И сразу же, раздвигая толпу, к нему двинулись два милиционера. Конечно, он не стал ждать, когда милиционеры начнут хватать его за руки, и сам быстренько пересел на крашеную охрой, облупившуюся скамью, сбоку от судейского стола. И едва он опустился на эту скамью и ощутил свою обособленность от толпы, набившейся в судебную комнату, свою разлученность с Нюшкой, что-то сломалось у него внутри. Он перестал чувствовать себя пригожим и нарядным, застеснялся и своего нового яркого ватника, и белой рубашки с красивой горловой пуговицей, и того, что весь он на виду.

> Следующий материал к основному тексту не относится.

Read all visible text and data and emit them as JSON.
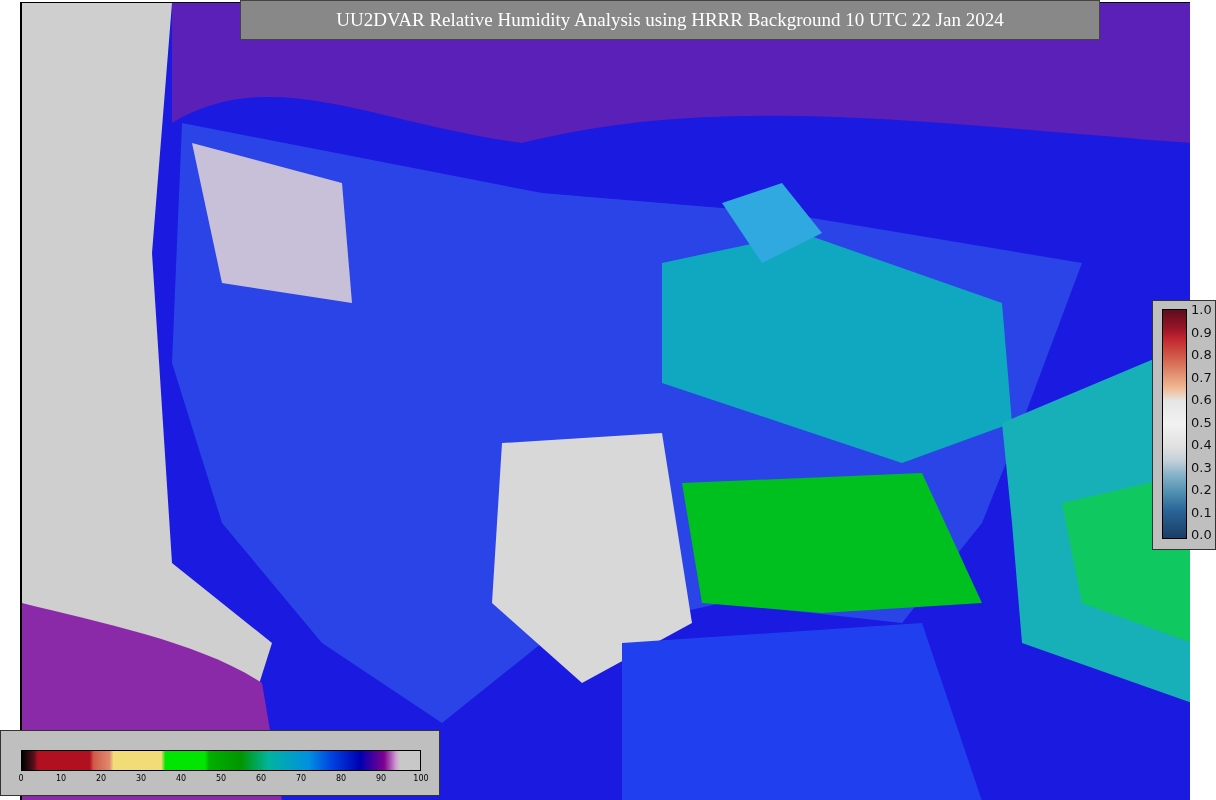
{
  "title": "UU2DVAR Relative Humidity Analysis using HRRR Background 10 UTC 22 Jan 2024",
  "humidity_scale": {
    "ticks": [
      "0",
      "10",
      "20",
      "30",
      "40",
      "50",
      "60",
      "70",
      "80",
      "90",
      "100"
    ]
  },
  "station_scale": {
    "ticks": [
      "1.0",
      "0.9",
      "0.8",
      "0.7",
      "0.6",
      "0.5",
      "0.4",
      "0.3",
      "0.2",
      "0.1",
      "0.0"
    ]
  }
}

А главное, он перестал верить в благополучный исход суда. Он уже был отчислен от своих земляков, еще ничего не доказано, а между ним и всеми другими людьми пролегло пространство пустоты. И пустота эта может свободно растянуться на километры, на десятки, сотни, тысячи километров. Петрищев вспотел. Он охотно снял бы ватник, но боялся, что это не положено.
Он пытался уверить себя, что страх его беспричинен. Ну поговорят, посрамят, ну накажут штрафом, эка беда! Живы будем, не помрем! Отработаем штраф, наживем новую лодку, мотор и снасть. Петрищева удивило, как быстро смирился он со всеми своими потерями. Еще недавно он сожалел об отобранной рыбе, а теперь уже и на денежный штраф согласен, только бы вернуться к обычной жизни. Неужто и впрямь ему грозит что-то худшее? Принудработы за браконьерство и пятнадцать суток за мелкое хулиганство – как-никак, а он сопротивлялся охранникам! Пятнадцать суток! Петрищева передернуло. Пятнадцать суток без дома, без жены, без реки, без привычной работы! Да и стыдно на старости лет убирать дерьмо на глазах всего города. Он же бригадир, у него восемь Похвальных грамот висит на стенах.

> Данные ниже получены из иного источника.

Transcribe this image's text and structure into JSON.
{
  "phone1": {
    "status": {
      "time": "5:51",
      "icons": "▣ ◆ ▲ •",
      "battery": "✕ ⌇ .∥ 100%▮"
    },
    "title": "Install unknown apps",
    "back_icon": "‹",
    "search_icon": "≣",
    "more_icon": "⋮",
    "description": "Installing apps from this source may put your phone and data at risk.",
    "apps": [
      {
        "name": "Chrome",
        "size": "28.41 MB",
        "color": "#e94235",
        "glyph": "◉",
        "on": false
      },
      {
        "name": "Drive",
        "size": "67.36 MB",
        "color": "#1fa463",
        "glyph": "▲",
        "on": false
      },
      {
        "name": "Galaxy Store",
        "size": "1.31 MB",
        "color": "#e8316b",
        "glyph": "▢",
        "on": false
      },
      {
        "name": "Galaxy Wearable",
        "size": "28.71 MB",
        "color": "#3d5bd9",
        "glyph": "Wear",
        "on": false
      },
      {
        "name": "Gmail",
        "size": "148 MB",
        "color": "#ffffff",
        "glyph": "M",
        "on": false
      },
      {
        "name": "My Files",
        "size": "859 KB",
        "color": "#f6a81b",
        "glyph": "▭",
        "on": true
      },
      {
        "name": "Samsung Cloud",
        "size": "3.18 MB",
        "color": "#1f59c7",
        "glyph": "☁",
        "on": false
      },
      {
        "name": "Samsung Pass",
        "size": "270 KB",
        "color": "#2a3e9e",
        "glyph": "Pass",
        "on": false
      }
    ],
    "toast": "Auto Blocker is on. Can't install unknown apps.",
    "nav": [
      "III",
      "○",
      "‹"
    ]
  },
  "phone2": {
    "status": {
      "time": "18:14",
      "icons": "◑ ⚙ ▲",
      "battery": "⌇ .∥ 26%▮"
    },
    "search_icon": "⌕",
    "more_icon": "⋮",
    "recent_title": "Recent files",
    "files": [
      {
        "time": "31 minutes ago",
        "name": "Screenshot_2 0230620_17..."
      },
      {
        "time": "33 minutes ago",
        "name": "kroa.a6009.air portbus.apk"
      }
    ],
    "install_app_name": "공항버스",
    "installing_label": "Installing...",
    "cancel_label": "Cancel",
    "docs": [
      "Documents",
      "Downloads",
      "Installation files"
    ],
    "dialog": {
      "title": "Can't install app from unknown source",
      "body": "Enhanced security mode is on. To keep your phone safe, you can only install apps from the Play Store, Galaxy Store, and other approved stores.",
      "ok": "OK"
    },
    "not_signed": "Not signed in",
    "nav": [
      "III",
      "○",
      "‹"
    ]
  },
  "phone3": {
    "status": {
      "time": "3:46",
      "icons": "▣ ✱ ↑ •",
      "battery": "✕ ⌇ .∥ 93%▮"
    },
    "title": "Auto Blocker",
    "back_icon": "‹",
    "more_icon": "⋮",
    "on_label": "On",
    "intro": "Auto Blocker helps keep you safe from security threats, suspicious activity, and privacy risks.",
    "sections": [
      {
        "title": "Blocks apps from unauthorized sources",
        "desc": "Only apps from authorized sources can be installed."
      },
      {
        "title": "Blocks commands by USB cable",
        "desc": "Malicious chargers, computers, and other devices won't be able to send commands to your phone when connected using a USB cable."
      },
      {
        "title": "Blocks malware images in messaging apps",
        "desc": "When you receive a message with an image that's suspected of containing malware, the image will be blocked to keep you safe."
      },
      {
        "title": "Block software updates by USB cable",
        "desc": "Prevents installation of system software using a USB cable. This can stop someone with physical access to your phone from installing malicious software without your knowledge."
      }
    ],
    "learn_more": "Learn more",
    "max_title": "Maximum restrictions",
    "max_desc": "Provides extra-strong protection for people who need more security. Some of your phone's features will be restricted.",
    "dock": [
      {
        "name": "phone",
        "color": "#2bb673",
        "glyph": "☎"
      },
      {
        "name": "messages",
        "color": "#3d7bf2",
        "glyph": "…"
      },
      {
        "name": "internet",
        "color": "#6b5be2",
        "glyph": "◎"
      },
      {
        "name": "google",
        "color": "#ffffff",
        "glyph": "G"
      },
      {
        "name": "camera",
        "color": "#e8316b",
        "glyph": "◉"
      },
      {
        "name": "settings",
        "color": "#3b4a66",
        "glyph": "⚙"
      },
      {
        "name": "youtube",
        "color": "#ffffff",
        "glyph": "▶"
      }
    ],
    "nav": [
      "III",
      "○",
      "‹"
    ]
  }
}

Ему мучительно захотелось назад, к Нюшке. Вот она сидит совсем рядом, а не достать! Тянет голову кверху, чтобы не проронить ни одного судьихина слова, и глаза у нее большие и жалкие, а вокруг них лицо словно провалилось. Они прожили вместе без малого четверть века и, кроме года войны, видели друг дружку каждый день и каждую ночь, спали в одной постели. И он не хочет, не может пятнадцать дней и пятнадцать ночей обходиться без Нюшки. У него никогда никого не было, кроме нее, он даже помыслить не мог о других женщинах, хоть матерился в мужской компании не хуже приятелей, но стоило ему только представить себя с другой женщиной, как к горлу подкатывала рвота. Если б хоть он мог сидеть рядом с ней, держать ее за руку, слушать родной запах и подготовлять себя к возможной разлуке, все бы еще ничего. Но его оторвали от Нюшки слишком внезапно, он не был к этому подготовлен и потому одурел. Он словно погрузился в слуховой туман, самые простые слова не достигали его слуха. «Что?», «Чего?» – то и дело переспрашивал он судьиху.

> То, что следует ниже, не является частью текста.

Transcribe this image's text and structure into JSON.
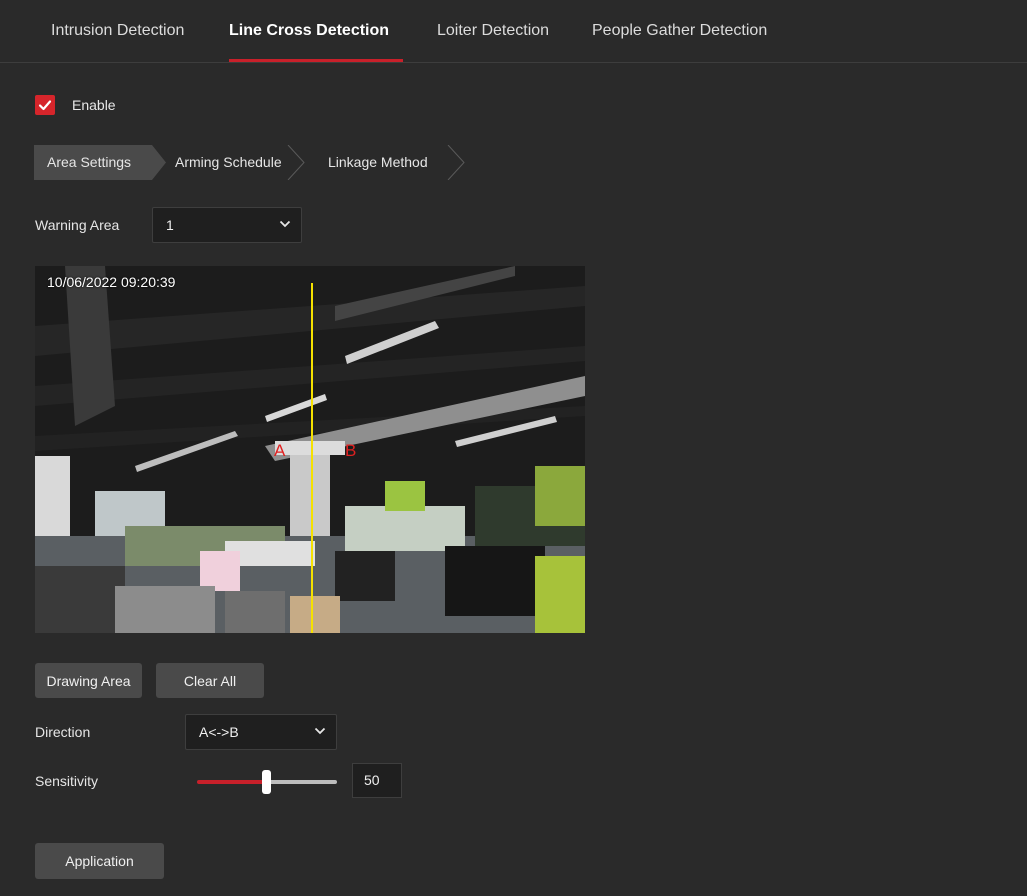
{
  "tabs": [
    {
      "label": "Intrusion Detection",
      "active": false
    },
    {
      "label": "Line Cross Detection",
      "active": true
    },
    {
      "label": "Loiter Detection",
      "active": false
    },
    {
      "label": "People Gather Detection",
      "active": false
    }
  ],
  "enable": {
    "label": "Enable",
    "checked": true
  },
  "steps": [
    {
      "label": "Area Settings",
      "active": true
    },
    {
      "label": "Arming Schedule",
      "active": false
    },
    {
      "label": "Linkage Method",
      "active": false
    }
  ],
  "warning_area": {
    "label": "Warning Area",
    "value": "1"
  },
  "video": {
    "timestamp": "10/06/2022  09:20:39",
    "side_a": "A",
    "side_b": "B"
  },
  "buttons": {
    "drawing_area": "Drawing Area",
    "clear_all": "Clear All",
    "application": "Application"
  },
  "direction": {
    "label": "Direction",
    "value": "A<->B"
  },
  "sensitivity": {
    "label": "Sensitivity",
    "value": "50",
    "level": 0.5
  },
  "colors": {
    "accent": "#c8202a",
    "background": "#2a2a2a",
    "line": "#f5e100"
  },
  "icons": [
    "check-icon",
    "chevron-down-icon"
  ]
}
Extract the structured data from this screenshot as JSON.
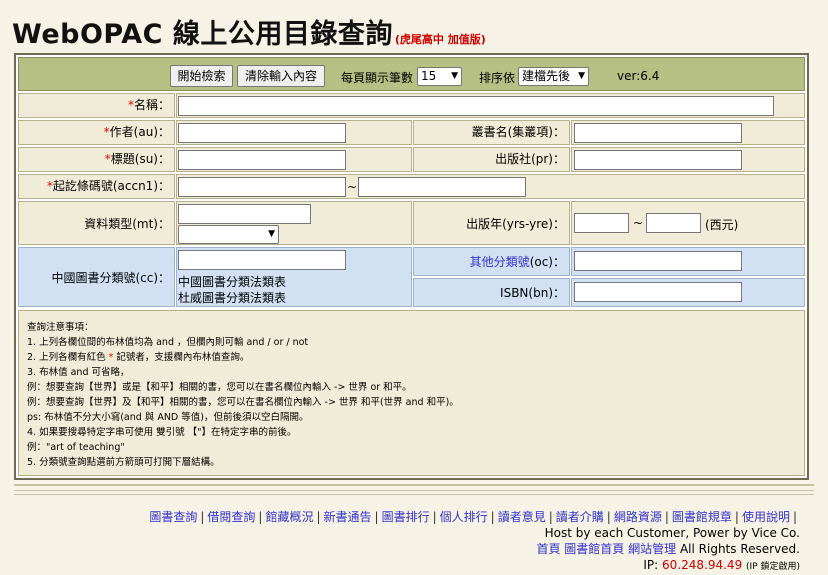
{
  "header": {
    "title": "WebOPAC 線上公用目錄查詢",
    "subtitle": "(虎尾高中 加值版)"
  },
  "toolbar": {
    "search_label": "開始檢索",
    "clear_label": "清除輸入內容",
    "per_page_label": "每頁顯示筆數",
    "per_page_value": "15",
    "sort_label": "排序依",
    "sort_value": "建檔先後",
    "version": "ver:6.4"
  },
  "fields": {
    "title_label": "名稱：",
    "author_label": "作者(au)：",
    "series_label": "叢書名(集叢項)：",
    "subject_label": "標題(su)：",
    "publisher_label": "出版社(pr)：",
    "accn_label": "起訖條碼號(accn1)：",
    "accn_sep": "~",
    "type_label": "資料類型(mt)：",
    "year_label": "出版年(yrs-yre)：",
    "year_sep": "~",
    "year_unit": "(西元)",
    "cc_label": "中國圖書分類號(cc)：",
    "cc_link1": "中國圖書分類法類表",
    "cc_link2": "杜威圖書分類法類表",
    "oc_label": "其他分類號",
    "oc_suffix": "(oc)：",
    "isbn_label": "ISBN(bn)：",
    "required_mark": "*"
  },
  "notes": [
    "查詢注意事項：",
    "1. 上列各欄位間的布林值均為 and ，但欄內則可輸 and / or / not",
    "2. 上列各欄有紅色 * 記號者，支援欄內布林值查詢。",
    "3. 布林值 and 可省略，",
    "例：想要查詢【世界】或是【和平】相關的書，您可以在書名欄位內輸入 -> 世界 or 和平。",
    "例：想要查詢【世界】及【和平】相關的書，您可以在書名欄位內輸入 -> 世界 和平(世界 and 和平)。",
    "ps: 布林值不分大小寫(and 與 AND 等值)，但前後須以空白隔開。",
    "4. 如果要搜尋特定字串可使用 雙引號 【\"】在特定字串的前後。",
    "例：\"art of teaching\"",
    "5. 分類號查詢點選前方箭頭可打開下層結構。"
  ],
  "footer": {
    "links": [
      "圖書查詢",
      "借閱查詢",
      "館藏概況",
      "新書通告",
      "圖書排行",
      "個人排行",
      "讀者意見",
      "讀者介購",
      "網路資源",
      "圖書館規章",
      "使用說明"
    ],
    "host_line": "Host by each Customer, Power by Vice Co.",
    "bottom_links": [
      "首頁",
      "圖書館首頁",
      "網站管理"
    ],
    "rights": "All Rights Reserved.",
    "ip_label": "IP:",
    "ip_value": "60.248.94.49",
    "ip_note": "(IP 鎖定啟用)"
  }
}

– Ишь придуряется! – послышался из зала чей-то восхищенный голос.
Но Петрищев и не думал придуряться. Он падал, падал в бездонную черноту и ничего не ощущал, кроме ужаса падения, в ушах его стояли свист и шорох и, нисколько не прибавляя к его страху, доносились до него порой вопросы судьихи и свидетелей: морщинистого майора-отставника и красивого, седеющего директора фабрики кинопленки, речь прокурора, перечислявшего все его прошлые злодеяния и нынешние грехи и потребовавшего трех лет лишения свободы, бессвязное выступление защитника, вспомнившего зачем-то его отца-алкоголика, Похвальные грамоты за работу, стеклянный глаз и даже то, что он окончил всего три класса школы – словом, осрамившего его хуже некуда.
– Суд удаляется на совещание! – объявила судьиха.
Петрищев достал из кармана чистый носовой платок, утер лицо, шею и за ушами. Платок стал мокрым, хоть выжимай.
Народные заседатели следом за судьей прошли в совещательную комнату. Суд располагался в первом – вровень с землей – этаже старинного торгового здания. Запах дезинфекции не мог совсем приглушить прежний сладко-тошный аромат хранившихся здесь колониальных товаров. Совещательная комната глядела окнами на тихий задний дворик, и в распахнутые окна широко входил чистый запах весны. Это так обрадовало народного заседателя Кметя, что он сказал не совсем уместным, радостно-легкомысленным голосом:
– Ну и речугу толкнул защитник! Выходит, если у тебя отец алкоголик, а сам ты недоучка, но работяга, то можешь браконьерить сколько душе угодно!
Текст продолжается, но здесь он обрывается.